Voici, selon moi, à quoi se réduit le raisonnement du docteur Smith. L’or, estimé en blé, est à plus bas prix en Espagne que dans les autres pays ; et la preuve en est, que ce n’est pas du blé que les autres pays donnent à l’Espagne, en échange pour son or, mais bien du drap, du sucre, des quincailleries, qu’on échange contre ce métal.
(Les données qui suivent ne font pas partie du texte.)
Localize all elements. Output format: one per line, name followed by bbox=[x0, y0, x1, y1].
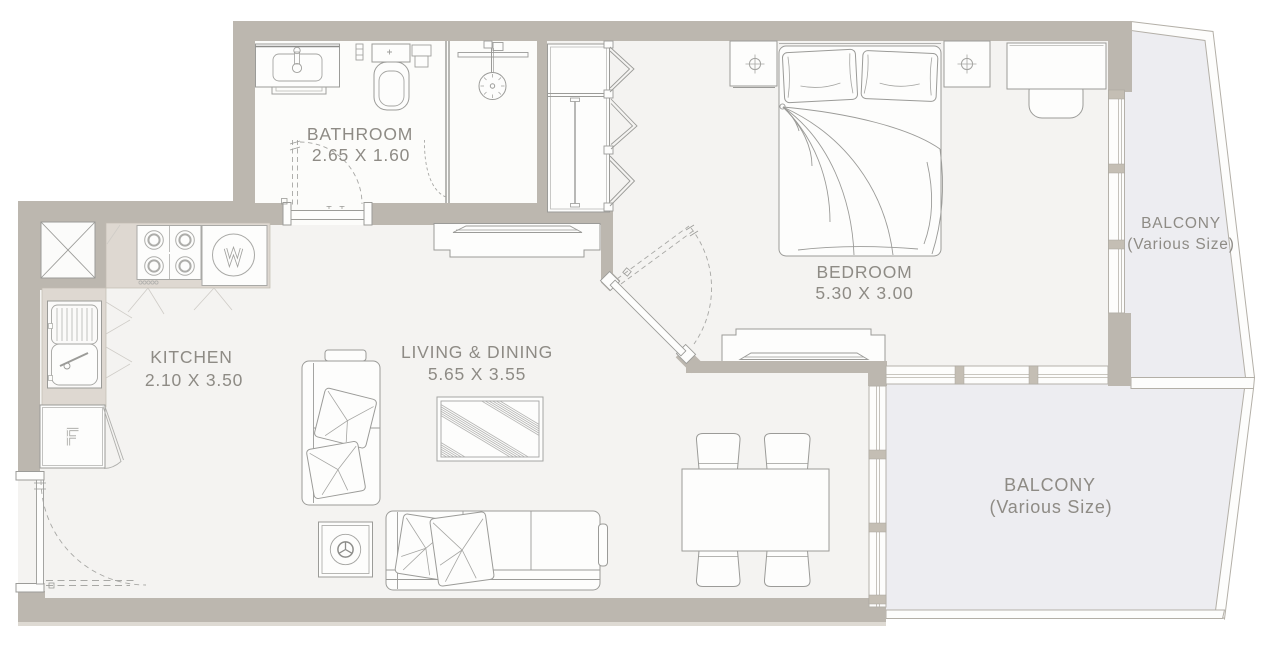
svg-text:BALCONY: BALCONY bbox=[1141, 215, 1221, 232]
svg-text:BALCONY: BALCONY bbox=[1004, 475, 1096, 495]
svg-text:2.65 X 1.60: 2.65 X 1.60 bbox=[312, 145, 410, 165]
svg-text:LIVING & DINING: LIVING & DINING bbox=[401, 342, 553, 362]
svg-text:(Various Size): (Various Size) bbox=[1127, 236, 1234, 253]
svg-text:5.30 X 3.00: 5.30 X 3.00 bbox=[815, 283, 913, 303]
svg-text:5.65 X 3.55: 5.65 X 3.55 bbox=[428, 364, 526, 384]
svg-text:KITCHEN: KITCHEN bbox=[150, 347, 232, 367]
svg-text:BEDROOM: BEDROOM bbox=[816, 262, 912, 282]
svg-text:BATHROOM: BATHROOM bbox=[307, 124, 413, 144]
svg-text:2.10 X 3.50: 2.10 X 3.50 bbox=[145, 370, 243, 390]
svg-text:(Various Size): (Various Size) bbox=[990, 497, 1113, 517]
  1. M. Ricardo oublie la raison que Smith en donne. La tendance qu’a la population à s’accroître au niveau des moyens de subsistances, multiplie l’espèce humaine partout où la production dû blé augmente, et le travail humain, qui se multiplie en même temps, fournit le moyen de payer le blé. Il n’en est pas de même du drap. On aurait beau multiplier les habits, cela ne ferait pas naître un homme de plus pour les porter, tandis que le blé fait naître ses consommateurs. De là, pour cette denrée, une demande toujours à peu près proportionnée à la quantité offerte. Je dis à peu près, car il n’y a rien de rigoureux en Économie politique, — les besoins, les goûts, les passions, les craintes, et les préjugés des hommes, exerçant une influence sur toutes les appréciations, et n’étant point eux-mêmes des quantités rigoureusement appréciables. — J.-B. Say.